- La parole à...
3 questions à Sonia Draga, présidente de la FEE
L’édition en perspective 2025-2026, le rapport d’activité du Syndicat national de l’édition, a donné la parole à Sonia Draga, présidente de la Fédération des éditeurs européens (FEE).
Merci beaucoup à elle pour sa contribution, qui a été reproduite en intégralité ci-dessous.
Comment se porte le marché du livre actuellement ?
Il n’y a pas un marché européen mais 27 marchés si on ne compte que les pays de l’Union européenne. Vous comprendrez aisément qu’il n’est pas simple de récolter des chiffres aussi tôt dans l’année dans la plupart des pays européens. D’ailleurs, nous avons récemment envoyé un questionnaire à nos membres pour savoir quelles sont les premières impressions de performance des marchés du livre en 2025. Ce qui en ressort est diversifié, mais représente cependant de toutes les manières une détérioration de la situation en comparaison avec les années précédentes. Depuis 2022, on constate dans la plupart des marchés des gains modestes du chiffre d’affaires global, souvent dus plutôt à une hausse des prix qu’à une augmentation des volumes de vente, qui sont souvent en diminution. Pour 2025, la plupart des grands marchés ont enregistré une légère diminution en valeur, qui reflète une diminution en volume – l’Espagne étant l’exception. Les marchés nordiques ont, eux, connu une croissance qui, contrairement aux années précédentes, provient principalement des ventes des livres papier. Les années précédentes, elles avaient beaucoup diminué. Ce développement est peut-être dû à un revirement des autorités nordiques sur l’usage d’ouvrages scolaires imprimés dans l’enseignement alors que pendant des années, les écoles avaient privilégié le numérique.
Quelles ont été vos principales priorités depuis que vous êtes devenue Présidente de la Fédération des éditeurs européens ?
Quand vous êtes élue à la Présidence d’une organisation comme la FEE, vous avez deux types de priorités.

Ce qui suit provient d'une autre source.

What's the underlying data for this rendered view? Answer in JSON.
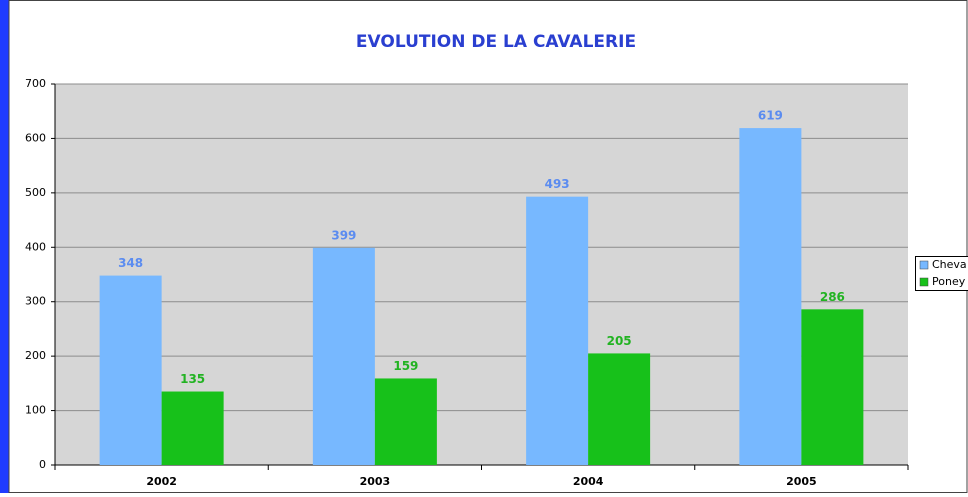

Les premières, qui exigent une attention permanente de l’équipe et le soutien du Conseil d’administration et notamment de la présidence, ce sont les dossiers européens : le droit d’auteur, l’impact de l’intelligence artificielle ou encore la législation sur la déforestation et les paiements tardifs. Permettez-moi de m’attarder sur les deux derniers : comme la vaste majorité des législations européennes, tout part de bonnes intentions, mais ces législations ont été conçues sans prendre en compte l’impact sur l’édition. Il était donc nécessaire que la FEE se mobilise. C’est chose faite pour la déforestation avec l’exclusion des livres, évitant ainsi des coûts assez exorbitants pour de nombreux éditeurs européens. En ce qui concerne le règlement sur les paiements tardifs qui obligeraient les libraires à payer les éditeurs dans un délai d’un mois, nous avons obtenu l’exclusion du secteur du livre après un vote du Parlement européen. Le dossier est maintenant bloqué depuis plusieurs mois sur la table du Conseil.
Ces résultats sont obtenus grâce au travail de l’équipe et à la collaboration de l’ensemble de nos membres.
Les autres priorités viennent directement des membres, pour répondre à des demandes d’assistance ponctuelles des associations d’éditeurs et parfois porter celles-ci devant le législateur européen ; comme dans le cas des livres de seconde main, qui représentent un problème croissant pas seulement en France, mais aussi dans d’autres pays de l’Union, ou pour développer des stratégies de communication notamment pour la lecture, un sujet qui préoccupe le monde du livre.
Mes priorités ont été et sont d’être au service des membres avec l’aide de l’équipe bruxelloise et continuer défendre l’édition au niveau européen.
Qu’apporte concrètement le Rapport Voss au secteur du livre ?
Le rapport du député européen Axel Voss a récemment été adopté par une majorité de députés européens. Il faut rappeler qu’il s’agit d’un rapport d’initiative qui a un impact politique, mais pas d’impact législatif – ou en tout cas pas directement.
La très bonne nouvelle est que, même si les discussions ont pu être compliquées, le rapport final cherche à mettre en avant des solutions favorables aux ayants droits. On peut souligner la requête d’introduire une présomption d’exploitation à l’instar de la proposition française discutée au Sénat.
Il est maintenant nécessaire de persuader la Commission, qui est la seule institution qui est à même de faire des propositions législatives.